Тут вдруг сконфузилась Настя… и вовсе не от того, что вскочила с постели нагою — от другого:
— Господине… ты имя мое вспомнил?
— Ага, вспомнил. Забудешь тебя, как же! Ох, Богородица-Дева, прости и помилуй мя, грешника старого… Ну, ты вино-то несешь нет?
— Иду, иду, батюшко.
Так вот они и уселись, откинулись на ложе на подушки — боярин Анкудин Иваныч Хомякин в полотняной рубахе и узких портах, и нагая красавица-дева, ничуточки своей наготы не стеснявшаяся. Так а кому стесняться-то? Холопке, рабе? Что толку от стеснения этого?
Выпив, поцеловались. Боярин в бороду рассмеялся:
— Эх, и хороша ж ты, Настена! Взял бы тя к себе, в Новгород… Да боюсь, супружница, Анфиса Борисовна, добром не примет. Может и скалкой двинуть!
Холопка округлила глаза:
— Неужто скалкой?
— А то и сковородой! — со смехом поведал Хомякин. — Один раз так звезданула… Прямо искры из глаз! Одначе за дело, за дело… Привез я как-то из похода одну турчанку… молод тогда был, горяч!

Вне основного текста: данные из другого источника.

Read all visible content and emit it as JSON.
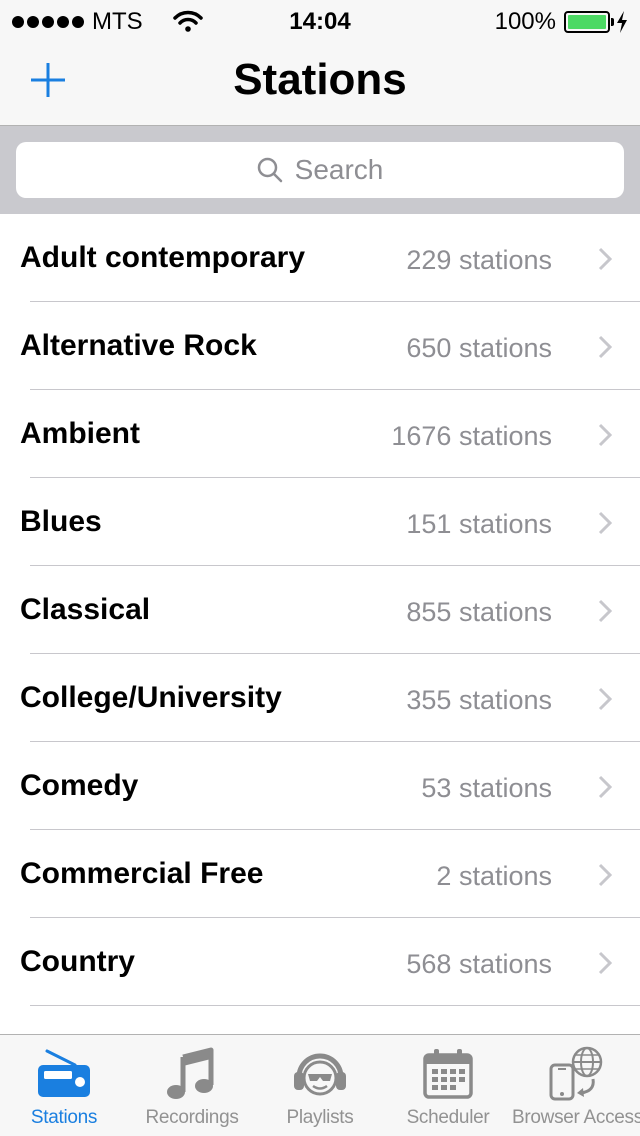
{
  "status_bar": {
    "carrier": "MTS",
    "time": "14:04",
    "battery": "100%"
  },
  "nav": {
    "title": "Stations",
    "add_icon": "plus-icon"
  },
  "search": {
    "placeholder": "Search",
    "icon": "search-icon"
  },
  "genres": [
    {
      "name": "Adult contemporary",
      "count": "229 stations"
    },
    {
      "name": "Alternative Rock",
      "count": "650 stations"
    },
    {
      "name": "Ambient",
      "count": "1676 stations"
    },
    {
      "name": "Blues",
      "count": "151 stations"
    },
    {
      "name": "Classical",
      "count": "855 stations"
    },
    {
      "name": "College/University",
      "count": "355 stations"
    },
    {
      "name": "Comedy",
      "count": "53 stations"
    },
    {
      "name": "Commercial Free",
      "count": "2 stations"
    },
    {
      "name": "Country",
      "count": "568 stations"
    }
  ],
  "tabs": [
    {
      "label": "Stations",
      "icon": "radio-icon",
      "active": true
    },
    {
      "label": "Recordings",
      "icon": "music-note-icon",
      "active": false
    },
    {
      "label": "Playlists",
      "icon": "headphones-face-icon",
      "active": false
    },
    {
      "label": "Scheduler",
      "icon": "calendar-icon",
      "active": false
    },
    {
      "label": "Browser Access",
      "icon": "phone-globe-icon",
      "active": false
    }
  ],
  "colors": {
    "accent": "#1a7fe0",
    "battery": "#4cd964",
    "inactive": "#929292",
    "secondary_text": "#8e8e93"
  }
}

— Расскажи, батюшко, — прильнула Настена. — Очень уж любопытно послушать.
— Ну уж, коли любопытно, послушай…
Много чего рассказал холопке боярин, много чего поведал. Так вот как-то само собой поучилось, вышло. Что-то человеческое, долго и подспудно дремавшее, вдруг шевельнулось в душе Хомякина при взгляде на прильнувшую к нему девку. Вдруг вспомнилась молодость, как воевал с татарами да с поляками, да как вынесли его — было дело — с поля боя раненым, едва не убитым. И как турчанка та — Турсанай — потом пленителя своего выхаживала. Влюбилась, наверное — Анкудин тогда был молодец — орел! А потом пришлось турчанку продать. Деньги понадобились. Продал. Как предал. Да много кого из друзей своих прежних предал. Пожалуй, один друг и остался — князь Петр Иваныч Потемкин. Воевода. К нему посейчас и ехать… Да на соседа не забыть пожаловаться! Времена нынче суровые, военные… Ох, не пожалует князюшка худородного выскочку, ох, не пожалует!
— Ой, господине! — холопка вдруг испуганно отпрянула, в карих, с лукавыми золотистыми чертиками, глазах ее явственно мелькнул страх. — Взгляд-то у тебя какой — смертушка!
— Боишься? — усмехнулся боярин. — Не боись, плеткой больше угощать не стану. Люба ты мне стала, дщерь! Не ведаю, почему — а люба. Плесни-ко винца еще… Да собираться стану.
Выпив вина, Хомякин надел кафтан, а поверх него — с помощью Настены — и узорчато расшитую ферязь. Усевшись на ложе, натянул сапоги — опять же, холопка-раба помогала.
— Ты это… — уходя, Анкудей Иванович обернулся на пороге. — Тимоху более не бойся — слова противу тебя не посмеет сказать! Наоборот — ты про него все мне докладывать будешь. Обо всем, что тут, на усадьбе тихвинской, деется. Весточки с купцами верными слать станешь. Купцов тех я тебе укажу.
— Все сделаю, господине, — едва успев одеться, Настена бухнулась на колени, целуя господские сапоги и старательно пряча радость. — Не сумлевайся — все…
— Верю, что сделаешь, — ухмыльнувшись, боярин сунул руку в объемистый, висевший на шитом золотом поясе кошель и, вытащив оттуда большой серебряный талер, протянул монету девчонке. — На вот, раба! Бери.
Мгновенно спрятав подарок — как и не было, — холопка рассыпалась в благодарностях… Впрочем, Хомякин ее не слушал — ушел, надо было дела делать. Спускаясь по лестнице, улыбался — много ли бабе надо? Сперва плеточкой постегай маленько, потом приголубь, одари — и все. Твоя она навеки.